Вехи. Три десятилетия в зеркале венгерской литературы - Аттила Йожеф
- Дата:27.10.2025
- Категория: Классическая проза / Поэзия / О войне / Русская классическая проза
- Название: Вехи. Три десятилетия в зеркале венгерской литературы
- Автор: Аттила Йожеф
- Просмотров:0
- Комментариев:0
Шрифт:
Интервал:
Закладка:
— Это кто такой?
— Касаш? Это секретарь парторганизации… Ну, и с ним было не лучше, чем с председателем. И его схватили, говоря, что он подстрекатель.
— Но за что же?
— Да вот, наговорили на него… А народ не решался ничего сказать. Потом и не осталось никого их руководства, только кузнец.
— А бригадиры?
— Я не о таком руководстве говорю, — о партийном. Потому что кузнец и тогда там состоял, да и теперь состоит… Ну, и тут уж кузнец был обязан сказать, что все равно есть группа. Ведь покуда вожак говорит, и народ будет говорить то же. Ну, а если вожак отречется, то и народ откажется.
— Это верно. Это уж так.
— Значит, кузнец только выполнял свой долг. Как коммунист. Когда Мижеи вызвали его в правление и потребовали, чтоб он не распускал язык, мол, все равно против ветра не плюнешь, кузнец ответил, что ветер-то меняется, сегодня отсюда дует, завтра оттуда.
— Так и сказал?
— Да. Ну, Мижеи отправили его домой, чтобы одумался. Он думал, думал, но другого придумать не мог. Только то, что коллектив должен остаться, потому что хуторской бедный люд только так и смог выбраться из нужды и у хуторских никогда ничего не будет без кооператива.

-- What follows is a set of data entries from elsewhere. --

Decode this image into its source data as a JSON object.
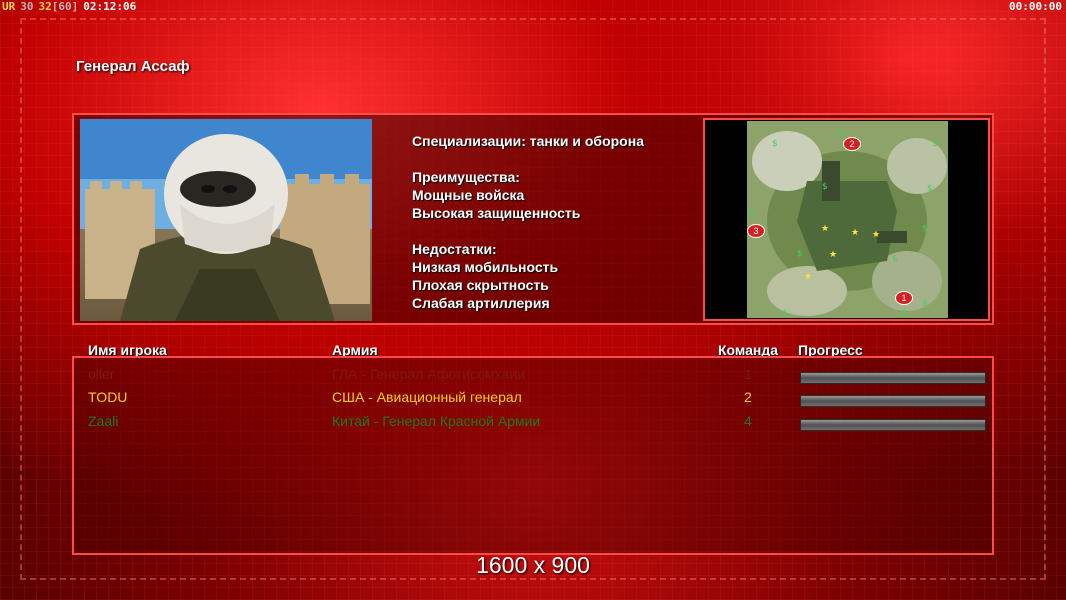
{
  "topbar": {
    "ur_label": "UR",
    "val1": "30",
    "val2": "32",
    "val3": "[60]",
    "time_left": "02:12:06",
    "time_right": "00:00:00"
  },
  "general": {
    "title": "Генерал Ассаф"
  },
  "description": {
    "specialization": "Специализации: танки и оборона",
    "advantages_header": "Преимущества:",
    "advantages": [
      "Мощные войска",
      "Высокая защищенность"
    ],
    "disadvantages_header": "Недостатки:",
    "disadvantages": [
      "Низкая мобильность",
      "Плохая скрытность",
      "Слабая артиллерия"
    ]
  },
  "map": {
    "markers": [
      "1",
      "2",
      "3"
    ]
  },
  "table": {
    "headers": {
      "name": "Имя игрока",
      "army": "Армия",
      "team": "Команда",
      "progress": "Прогресс"
    },
    "players": [
      {
        "name": "oller",
        "army": "ГЛА - Генерал Афотисомхаии",
        "team": "1",
        "color": "#7a1a10"
      },
      {
        "name": "TODU",
        "army": "США - Авиационный генерал",
        "team": "2",
        "color": "#f0d020"
      },
      {
        "name": "Zaali",
        "army": "Китай - Генерал Красной Армии",
        "team": "4",
        "color": "#1f7a1f"
      }
    ]
  },
  "resolution": "1600 x 900",
  "colors": {
    "accent": "#ff4a4a",
    "background": "#8a0000"
  }
}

— И впрямь не будет, уж это точно.
— Так-то оно так, да Мижеи с этим не согласились. На другой день пришли на хутор, девять человек их было. Пора, мол, с этим кончать. Понимали, что попусту, если только они говорят, что нет группы. Это еще ничто. Вот если член группы, коммунист скажет… Это уже кое-что. Ну, вот, кузнеца они застали в мастерской. Он точил лемех. Ведь пахота не прекращалась даже в то время… И говорят, значит, ему, выкладывай, что думаешь. Кузнец отвечает, что он ничего не думает. Нет, так не выйдет, пусть идет с ними к амбару, там собрался народ, и скажет при всех, что нет ни группы, ни руководства, ни коммунистов, ничего, всему конец. Кузнец же стоит на своем, не скажет он этого, и все. Почему? Да потому, что нет. Ну, а все-таки почему же? Потому что есть группа: групповое имущество цело, и крестьяне все здесь. Ну, а коммунисты? И они есть. На это один из них, что был с ружьем, закатил ему затрещину.
— А кузнец ему сдачу?
— Нет.
— А, чтоб тебя, да как же нет!
— Нет. Их ведь девять человек было…
— А хоть бы и так! За пощечину-то!.. черт побери, я бы не спустил!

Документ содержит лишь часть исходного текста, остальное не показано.